Selain bekerja di perusahaan Real Estate di Den Haag, Belanda, Hardjo juga tekun mempelajari dan melestarikan budaya Jawa.

Ia mengajari orang bermain instrumen gamelan Jawa-Suriname, aktif dalam Asosiasi Tari Jawa Klasik dan Modern, hingga menjadi dalang di Belanda dan Suriname.

Tentang diaspora Jawa

Hardjo Prayitno hanyalah satu dari sekian juta pelaku diaspora Jawa.

Diaspora sendiri diambil dari bahasa Yunani kuno yang artinya penyebaran untuk merujuk pada bangsa atau penduduk etnis manapun yang meninggalkan tanah air etnis tradisional mereka.

Fuji Riang Prastowo, dosen Sosiologi Universitas Gadjah Mada (UGM) yang juga pernah menimba ilmu di Belanda mengatakan, kelompok manusia yang disebut sebagai diaspora memiliki beberapa ciri khas, antara lain:

Pertama, mereka adalah keturunan dari leluhur yang hidup di luar tanah air etnis atau suku bangsanya. Misalnya orang Jawa yang tinggal di Kalimantan, mereka juga disebut diaspora.

Kedua, selama tinggal di luar tanah air leluhur mereka tetap melestarikan collective memory (ingatan komunal) akan tanah air yang terus diwariskan turun temurun.

"Misalkan transmigran Jawa yang ada di Lampung, mereka biasanya akan melaksanakan upacara adat, misalnya pernikahan, lebih panjang dibanding orang Jawa yang tinggal di Jawa," ujar Fuji dalam seminar Diaspora Jawa di Yogyakarta, Selasa (27/11/2018).

"Diaspora selalu bermain dengan time frame. Ketika mereka bermigrasi di tahun 1975, misalnya, kebudayaan Jawa yang mereka konsep adalah tahun itu. Walaupun mereka pulang lagi ke Jawa dan melihat ada pembaruan, mayoritas mereka akan 'ohya itu budayamu, budaya saya tetap ini'," imbuh Fuji.

Ketiga, pelaku diaspora percaya mereka tidak akan diterima sepenuhnya oleh masyarakat asli (host country).

Keempat, mereka percaya bahwa anggota masyarakat diaspora harus melestarikan kebudayaan tanah air leluhur dan terus membangun relasi dengan tanah air.

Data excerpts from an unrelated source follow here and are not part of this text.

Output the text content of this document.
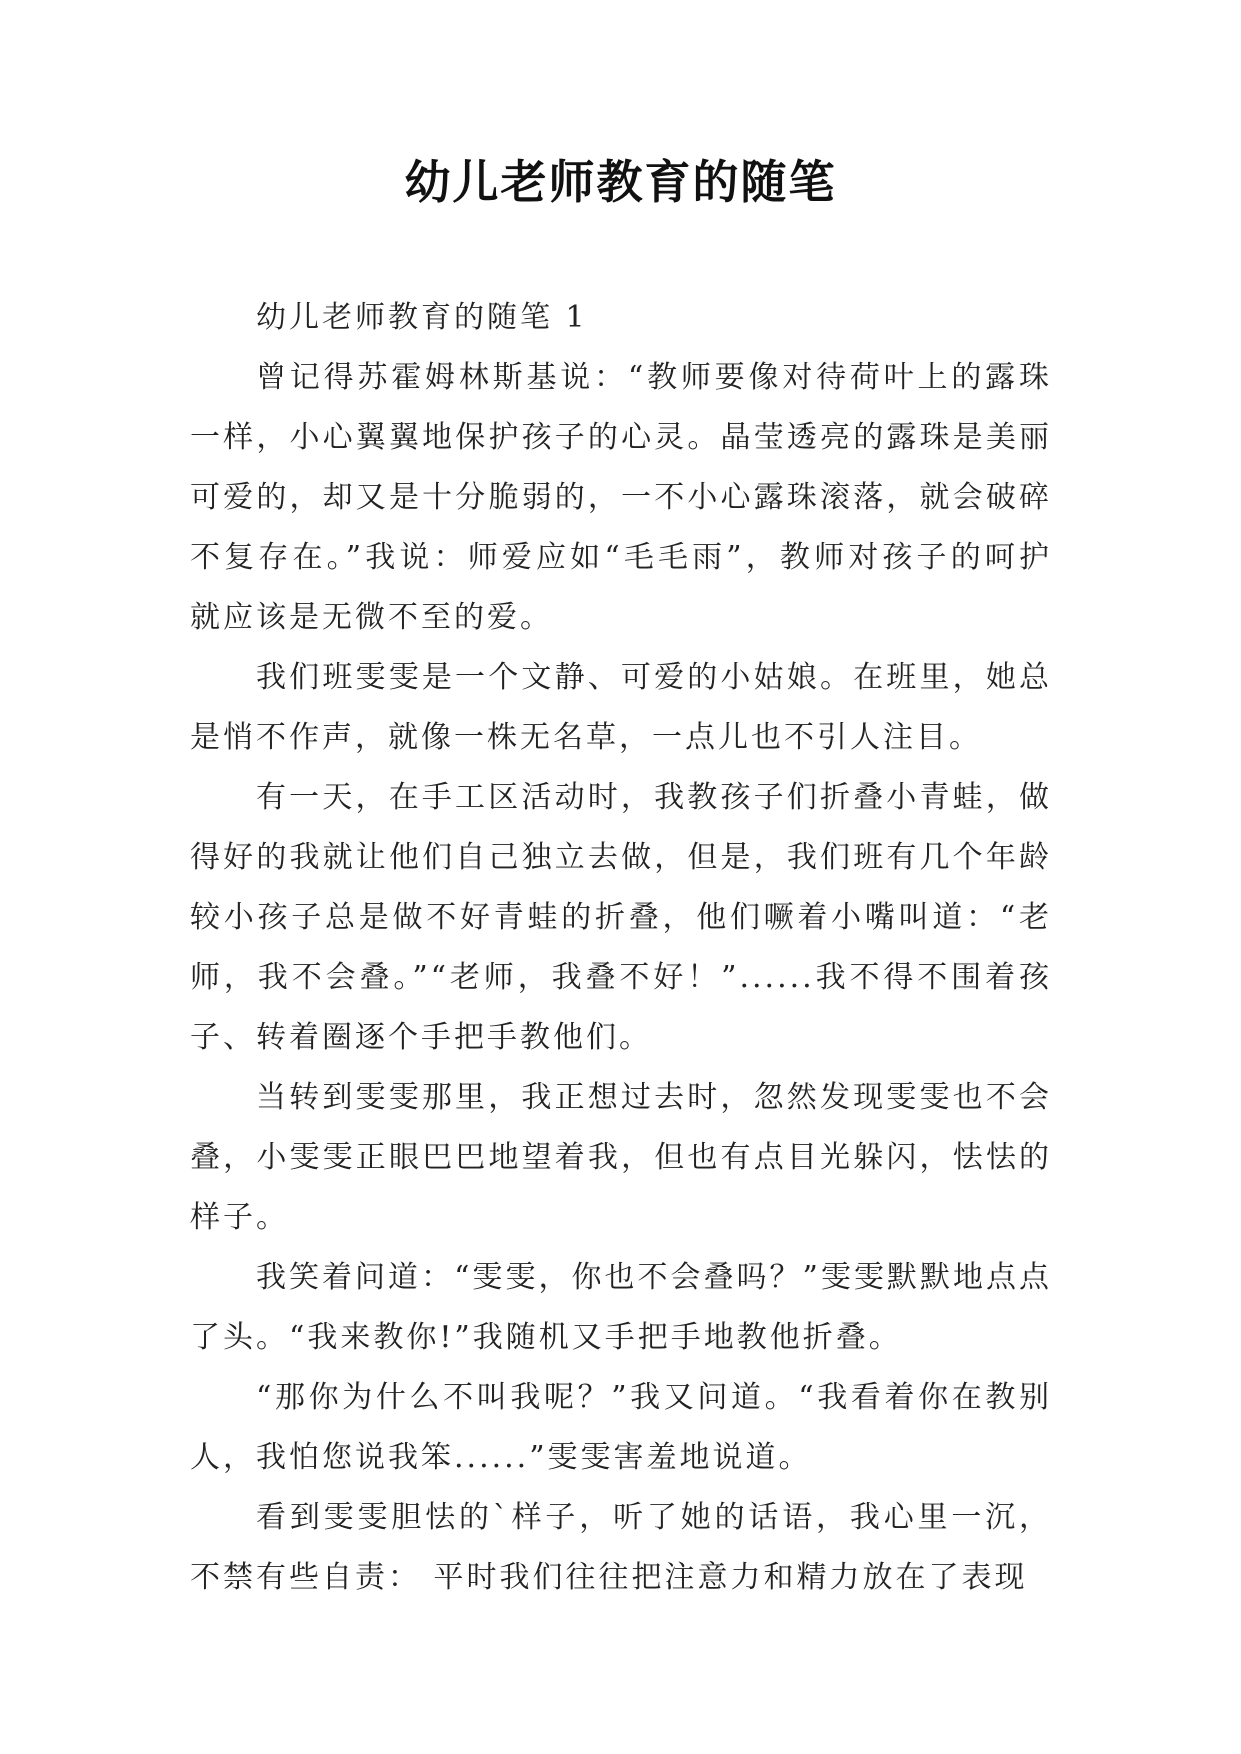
幼儿老师教育的随笔

幼儿老师教育的随笔 1

曾记得苏霍姆林斯基说：“教师要像对待荷叶上的露珠一样，小心翼翼地保护孩子的心灵。晶莹透亮的露珠是美丽可爱的，却又是十分脆弱的，一不小心露珠滚落，就会破碎不复存在。”我说：师爱应如“毛毛雨”，教师对孩子的呵护就应该是无微不至的爱。

我们班雯雯是一个文静、可爱的小姑娘。在班里，她总是悄不作声，就像一株无名草，一点儿也不引人注目。

有一天，在手工区活动时，我教孩子们折叠小青蛙，做得好的我就让他们自己独立去做，但是，我们班有几个年龄较小孩子总是做不好青蛙的折叠，他们噘着小嘴叫道：“老师，我不会叠。”“老师，我叠不好！”......我不得不围着孩子、转着圈逐个手把手教他们。

当转到雯雯那里，我正想过去时，忽然发现雯雯也不会叠，小雯雯正眼巴巴地望着我，但也有点目光躲闪，怯怯的样子。

我笑着问道：“雯雯，你也不会叠吗？”雯雯默默地点点了头。“我来教你!”我随机又手把手地教他折叠。

“那你为什么不叫我呢？”我又问道。“我看着你在教别人，我怕您说我笨......”雯雯害羞地说道。

看到雯雯胆怯的`样子，听了她的话语，我心里一沉，不禁有些自责： 平时我们往往把注意力和精力放在了表现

"Di luar negeri, mereka membutuhkan satu rasa. Misalnya di Belanda, (diaspora Jawa) tidak bisa tinggal di satu kampung karena memang kebijakan Belanda harus menyebar. Tetapi saat ada kesibukan apapun, mereka akan tetap kumpul dan kalau istilah sini (Jawa) rewang, mereka bikin bakmi walaupun dari spageti, dan lain-lain," imbuhnya.

Baca Juga : Migrasi Orang Jawa ke Suriname: dari Kena Sirep hingga Diimingi Janji Gombal

Penyebaran diaspora Jawa

Menurut Erlina Hidayati Sumardi, Kepala Bidang Sejarah, Bahasa, dan Sastra Dinas Kebudayaan D.I Yogyakarta, diaspora Jawa dibedakan dalam dua masa, yakni sebelum Indonesia merdeka kolonial dan setelah Indonesia merdeka.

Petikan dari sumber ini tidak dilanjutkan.